Destroyer
[dɪ'strɒɪə] or [dɪ'strɔɪɚ]
Definition
(noun.) a small fast lightly armored but heavily armed warship.
(noun.) a person who destroys or ruins or lays waste to; 'a destroyer of the environment'; 'jealousy was his undoer'; 'uprooters of gravestones'.
Checker: Thomas--From WordNet
Definition
(n.) One who destroys, ruins, kills, or desolates.
Typed by Irwin
Examples
- Tears rushed into my eyes; surely this was a wanton display of the power of the destroyer. Mary Shelley. The Last Man.
- I shut my eyes involuntarily, and endeavoured to recollect what were my duties with regard to this destroyer. Mary Shelley. Frankenstein_Or_The Modern Prometheus.
- This is of prime importance, as permitting quick submergence or emergence, either to escape from a high-speed destroyer or to capture a merchantman. Various. The Wonder Book of Knowledge.
- The torpedo boat destroyer is a larger and swifter boat, whose special duty it is to overtake and destroy this dangerous little fighter. Edward W. Byrn. The Progress of Invention in the Nineteenth Century.
- The great mission of the submarine during the European war was as a commerce destroyer. Various. The Wonder Book of Knowledge.
- Behold the destroyer! Charles Dickens. David Copperfield.
- We were impressed by the sentiment, that our race was run, but that plague would not be our destroyer. Mary Shelley. The Last Man.
- The destroyer of forests shall shake his red crest against them. Walter Scott. Ivanhoe.
- Only, in his vague way, the dread was his wife, the destroyer, and it was the pain, the destruction, a darkness which was one and both. D. H. Lawrence. Women in Love .
- Instead of being a destroyer of merchandise, this new craft was an unarmed carrier of merchandise.
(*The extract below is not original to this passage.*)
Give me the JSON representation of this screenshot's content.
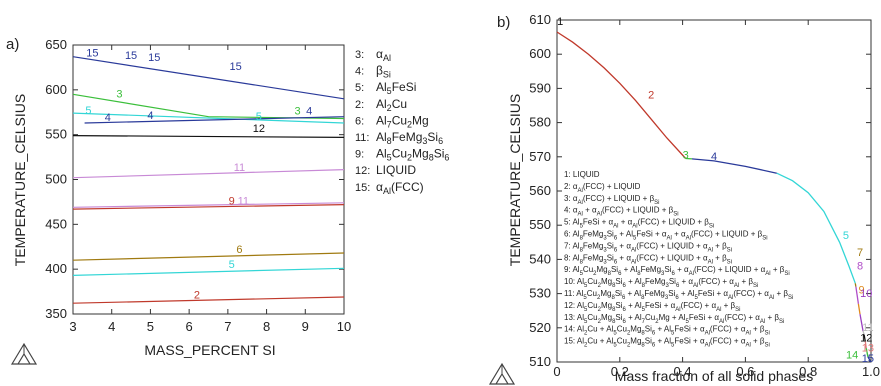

Various. The Wonder Book of Knowledge.
- Light cruisers are vessels of from 1,500 to 7,500 tons, used in scouting, as commerce destroyers, etc. Various. The Wonder Book of Knowledge.
- In the still uncultivated wilds of America, what wonder that among its other giant destroyers, Plague should be numbered! Mary Shelley. The Last Man.
- I chiefly fed mine eyes with beholding the destroyers of tyrants and usurpers, and the restorers of liberty to oppressed and injured nations. Jonathan Swift. Gulliver's Travels into Several Remote Nations of the World.
- The latter are now considered as the most formidable and efficient class of destroyers. William Henry Doolittle. Inventions in the Century.
- Madmen like Pitt, demons like Castlereagh, mischievous idiots like Perceval, were the tyrants, the curses of the country, the destroyers of her trade. Charlotte Bronte. Shirley.